Key elements of storywriting in "Monkey Beach". Oral tradition turned into literature

Term Paper (Advanced seminar), 2016

13 Pages, Grade: 2,0


Table of Contents

1 Introduction

2 About the Author and the Book
2.1 Eden Robinson
2.2 Monkey Beach
2.3 Main Topics and Motifs covered in the Book

3 Storywriting - Oral Tradition as a Written Style
3.1 Explicit and Implicit Stories of the Past (Legends/Lore)
3.2 The Meaning of Names
3.3 Wisdom, Teachings and Traditions passed on to the Younger Generation

4 Conclusion

5 Works Cited and Additional Resources

1 Introduction

In 1996 Thomas King wrote “in the contemporary world, our main access to liter- ature is through books or plays or movies, and unless we are a part of those more traditional communities, we see little of the oral”. This statement proves true for most of the modern nations. Only very few people are used to storytelling for even fairy tales are written down and read out loud to children the same way over and over again without alteration.

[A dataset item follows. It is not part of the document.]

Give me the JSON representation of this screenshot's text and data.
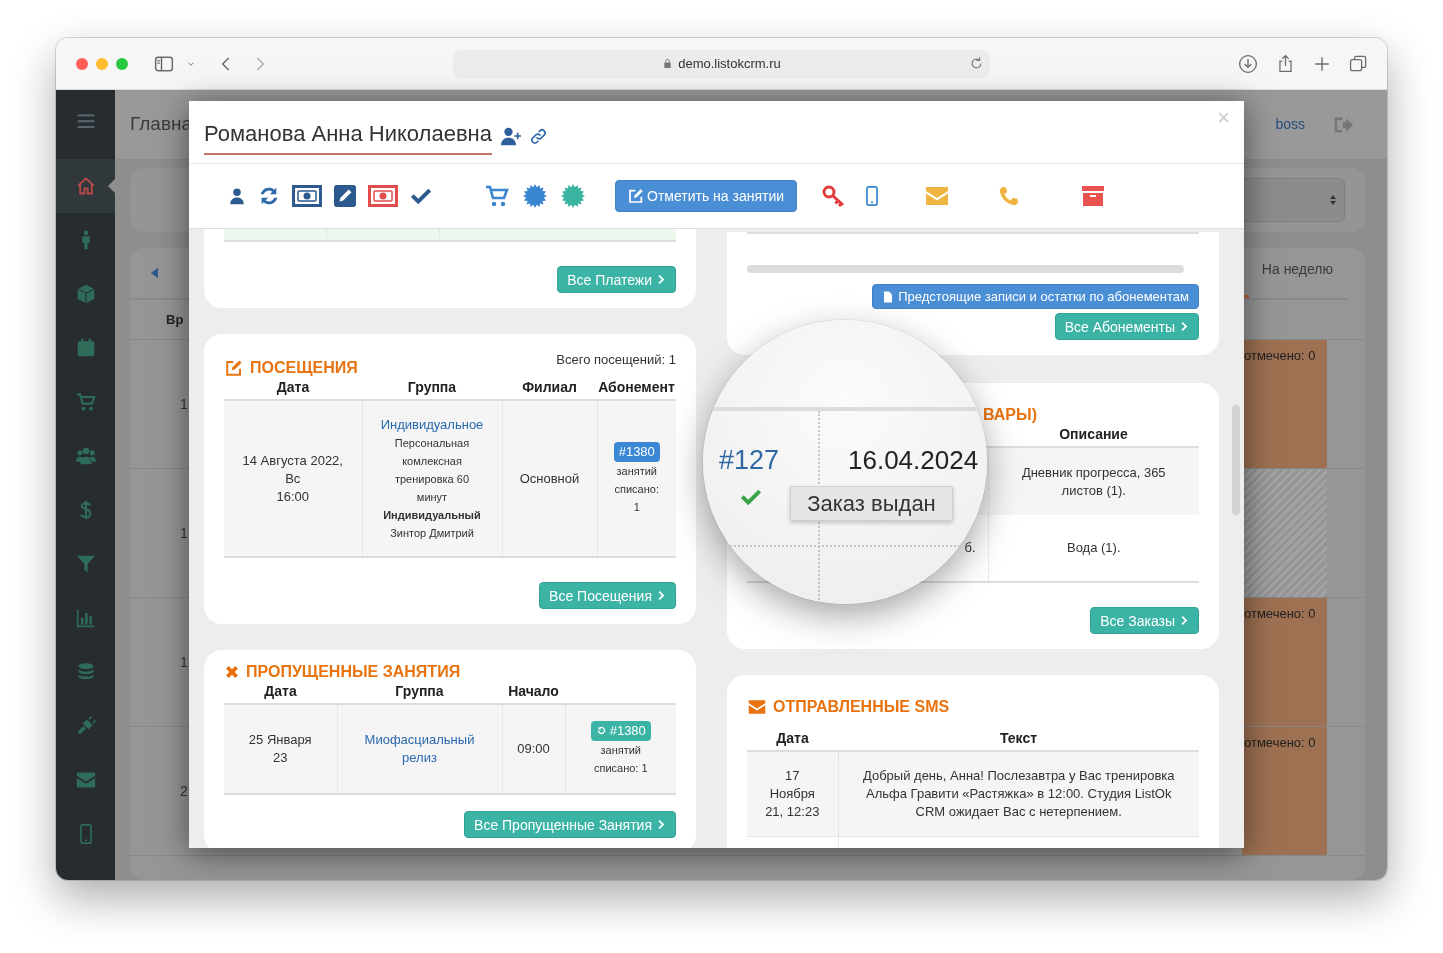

Changing perspective to first nation tribes one can easily discover the importance that oral tradition and storytelling has to these people. It existed long before literature was introduced by the settlers in the post-colonial era. While contemporary Canadian fiction and short story writing developed in the middle of the nineteen-hundredth century, Native Canadian Writing was forced to create their own distinctive style of writing. By combining storytelling with literature the new genre of storywriting was created.

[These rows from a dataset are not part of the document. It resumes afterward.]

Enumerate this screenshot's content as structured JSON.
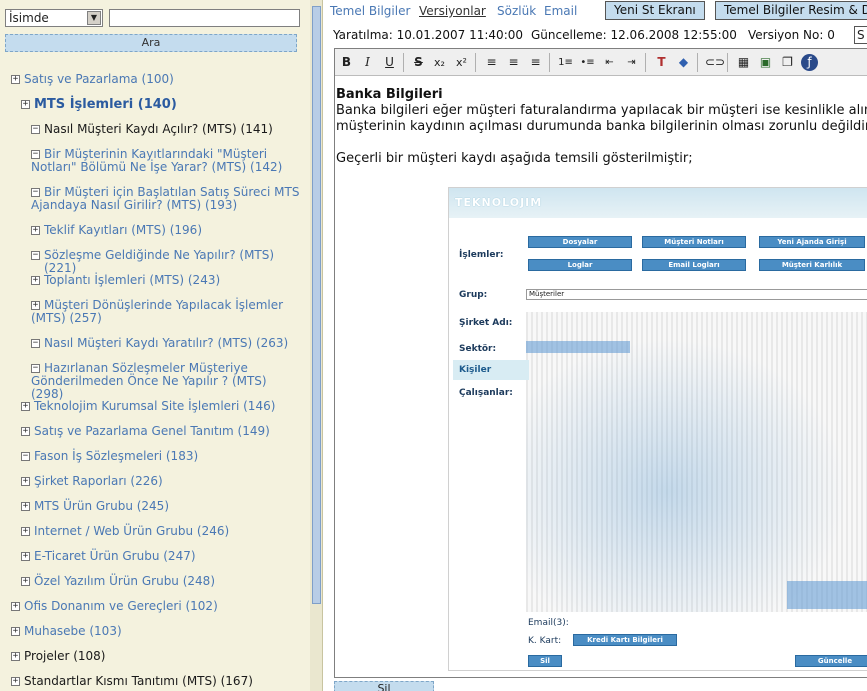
{
  "search": {
    "field": "İsimde",
    "query": "",
    "button": "Ara"
  },
  "tree": [
    {
      "label": "Satış ve Pazarlama (100)",
      "box": "+",
      "style": "blue"
    },
    {
      "label": "MTS İşlemleri (140)",
      "box": "+",
      "style": "bold"
    },
    {
      "label": "Nasıl Müşteri Kaydı Açılır? (MTS) (141)",
      "box": "−",
      "style": "dark"
    },
    {
      "label": "Bir Müşterinin Kayıtlarındaki \"Müşteri Notları\" Bölümü Ne İşe Yarar? (MTS) (142)",
      "box": "−",
      "style": "blue"
    },
    {
      "label": "Bir Müşteri için Başlatılan Satış Süreci MTS Ajandaya Nasıl Girilir? (MTS) (193)",
      "box": "−",
      "style": "blue"
    },
    {
      "label": "Teklif Kayıtları (MTS) (196)",
      "box": "+",
      "style": "blue"
    },
    {
      "label": "Sözleşme Geldiğinde Ne Yapılır? (MTS) (221)",
      "box": "−",
      "style": "blue"
    },
    {
      "label": "Toplantı İşlemleri (MTS) (243)",
      "box": "+",
      "style": "blue"
    },
    {
      "label": "Müşteri Dönüşlerinde Yapılacak İşlemler (MTS) (257)",
      "box": "+",
      "style": "blue"
    },
    {
      "label": "Nasıl Müşteri Kaydı Yaratılır? (MTS) (263)",
      "box": "−",
      "style": "blue"
    },
    {
      "label": "Hazırlanan Sözleşmeler Müşteriye Gönderilmeden Önce Ne Yapılır ? (MTS) (298)",
      "box": "−",
      "style": "blue"
    },
    {
      "label": "Teknolojim Kurumsal Site İşlemleri (146)",
      "box": "+",
      "style": "blue"
    },
    {
      "label": "Satış ve Pazarlama Genel Tanıtım (149)",
      "box": "+",
      "style": "blue"
    },
    {
      "label": "Fason İş Sözleşmeleri (183)",
      "box": "−",
      "style": "blue"
    },
    {
      "label": "Şirket Raporları (226)",
      "box": "+",
      "style": "blue"
    },
    {
      "label": "MTS Ürün Grubu (245)",
      "box": "+",
      "style": "blue"
    },
    {
      "label": "Internet / Web Ürün Grubu (246)",
      "box": "+",
      "style": "blue"
    },
    {
      "label": "E-Ticaret Ürün Grubu (247)",
      "box": "+",
      "style": "blue"
    },
    {
      "label": "Özel Yazılım Ürün Grubu (248)",
      "box": "+",
      "style": "blue"
    },
    {
      "label": "Ofis Donanım ve Gereçleri (102)",
      "box": "+",
      "style": "blue"
    },
    {
      "label": "Muhasebe (103)",
      "box": "+",
      "style": "blue"
    },
    {
      "label": "Projeler (108)",
      "box": "+",
      "style": "dark"
    },
    {
      "label": "Standartlar Kısmı Tanıtımı (MTS) (167)",
      "box": "+",
      "style": "dark"
    }
  ],
  "tabs": {
    "t1": "Temel Bilgiler",
    "t2": "Versiyonlar",
    "t3": "Sözlük",
    "t4": "Email",
    "btn1": "Yeni St Ekranı",
    "btn2": "Temel Bilgiler Resim & Dosya"
  },
  "meta": {
    "created": "Yaratılma: 10.01.2007 11:40:00",
    "updated": "Güncelleme: 12.06.2008 12:55:00",
    "version": "Versiyon No: 0",
    "box": "S"
  },
  "content": {
    "heading": "Banka Bilgileri",
    "line1": "Banka bilgileri eğer müşteri faturalandırma yapılacak bir müşteri ise kesinlikle alınmalı",
    "line2": "müşterinin kaydının açılması durumunda banka bilgilerinin olması zorunlu değildir.",
    "line3": "Geçerli bir müşteri kaydı aşağıda temsili gösterilmiştir;"
  },
  "shot": {
    "logo": "TEKNOLOJIM",
    "islemler": "İşlemler:",
    "btn_dosyalar": "Dosyalar",
    "btn_notlari": "Müşteri Notları",
    "btn_ajanda": "Yeni Ajanda Girişi",
    "btn_loglar": "Loglar",
    "btn_email": "Email Logları",
    "btn_karlilik": "Müşteri Karlılık",
    "grup": "Grup:",
    "grup_value": "Müşteriler",
    "sirket": "Şirket Adı:",
    "sektor": "Sektör:",
    "kisiler": "Kişiler",
    "calisanlar": "Çalışanlar:",
    "email3": "Email(3):",
    "kkart": "K. Kart:",
    "kkart_btn": "Kredi Kartı Bilgileri",
    "sil": "Sil",
    "guncelle": "Güncelle"
  },
  "bottom": {
    "button": "Sil"
  }
}
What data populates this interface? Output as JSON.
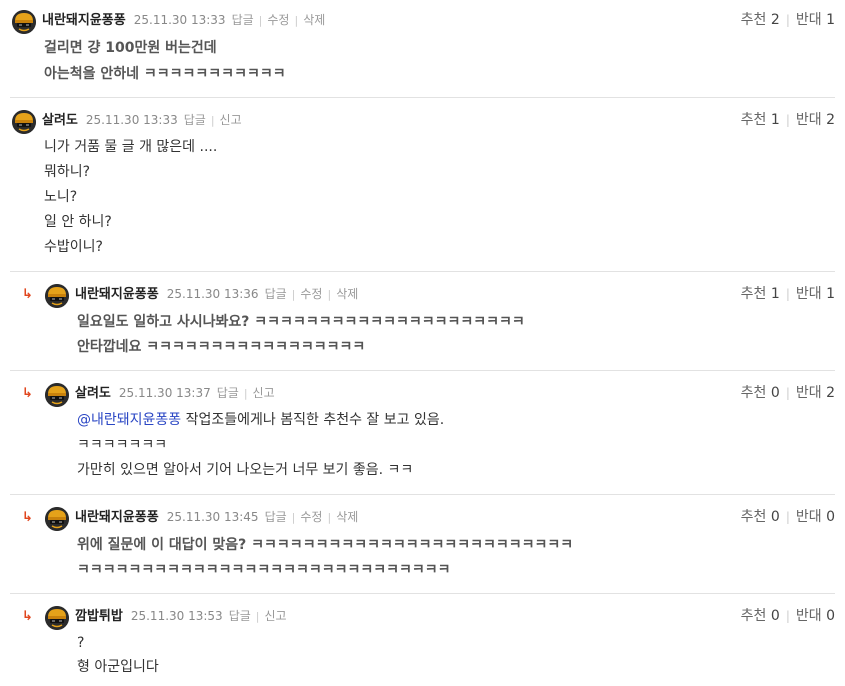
{
  "labels": {
    "reply": "답글",
    "edit": "수정",
    "delete": "삭제",
    "report": "신고",
    "up": "추천",
    "down": "반대"
  },
  "comments": [
    {
      "nick": "내란돼지윤퐁퐁",
      "date": "25.11.30 13:33",
      "up": "2",
      "down": "1",
      "lines": [
        "걸리면 걍 100만원 버는건데",
        "아는척을 안하네 ㅋㅋㅋㅋㅋㅋㅋㅋㅋㅋㅋ"
      ]
    },
    {
      "nick": "살려도",
      "date": "25.11.30 13:33",
      "up": "1",
      "down": "2",
      "lines": [
        "니가 거품 물 글 개 많은데 ....",
        "뭐하니?",
        "노니?",
        "일 안 하니?",
        "수밥이니?"
      ]
    },
    {
      "nick": "내란돼지윤퐁퐁",
      "date": "25.11.30 13:36",
      "up": "1",
      "down": "1",
      "lines": [
        "일요일도 일하고 사시나봐요? ㅋㅋㅋㅋㅋㅋㅋㅋㅋㅋㅋㅋㅋㅋㅋㅋㅋㅋㅋㅋㅋ",
        "안타깝네요 ㅋㅋㅋㅋㅋㅋㅋㅋㅋㅋㅋㅋㅋㅋㅋㅋㅋ"
      ]
    },
    {
      "nick": "살려도",
      "date": "25.11.30 13:37",
      "up": "0",
      "down": "2",
      "mention": "@내란돼지윤퐁퐁",
      "lines": [
        "작업조들에게나 봄직한 추천수 잘 보고 있음.",
        "ㅋㅋㅋㅋㅋㅋㅋ",
        "가만히 있으면 알아서 기어 나오는거 너무 보기 좋음. ㅋㅋ"
      ]
    },
    {
      "nick": "내란돼지윤퐁퐁",
      "date": "25.11.30 13:45",
      "up": "0",
      "down": "0",
      "lines": [
        "위에 질문에 이 대답이 맞음? ㅋㅋㅋㅋㅋㅋㅋㅋㅋㅋㅋㅋㅋㅋㅋㅋㅋㅋㅋㅋㅋㅋㅋㅋㅋ",
        "ㅋㅋㅋㅋㅋㅋㅋㅋㅋㅋㅋㅋㅋㅋㅋㅋㅋㅋㅋㅋㅋㅋㅋㅋㅋㅋㅋㅋㅋ"
      ]
    },
    {
      "nick": "깜밥튀밥",
      "date": "25.11.30 13:53",
      "up": "0",
      "down": "0",
      "lines": [
        "?",
        "형 아군입니다"
      ]
    }
  ],
  "colors": {
    "reply_arrow": "#e0461e",
    "mention": "#2a46c4",
    "divider": "#e2e2e2"
  },
  "icons": {
    "avatar": "helmet-avatar-icon",
    "reply": "reply-arrow-icon"
  }
}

In this paper I will analyze the key features of storywriting and will exemplify them with quotes from the book Monkey Beach by Eden Robinson (2000). First I will present a short overview over the author and the book in general. Then I will give a brief overview about the main motifs, symbols and topics that the book deals with. In the main part of this paper I will present different quotes and show typical aspects for oral tradition that can be found within them.

2 About the Author and the Book

2.1 Eden Robinson

Eden Robinson, born on 19th January 1968, is an indigenous Canadian writer. She was born on the Haisla Nation Kitamaat Reserve and thereby belongs to the Heiltsuk First Nations. She grew up close to the mainly white populated city Kitimat, which is pronounced the same way as her own village Kitamaat.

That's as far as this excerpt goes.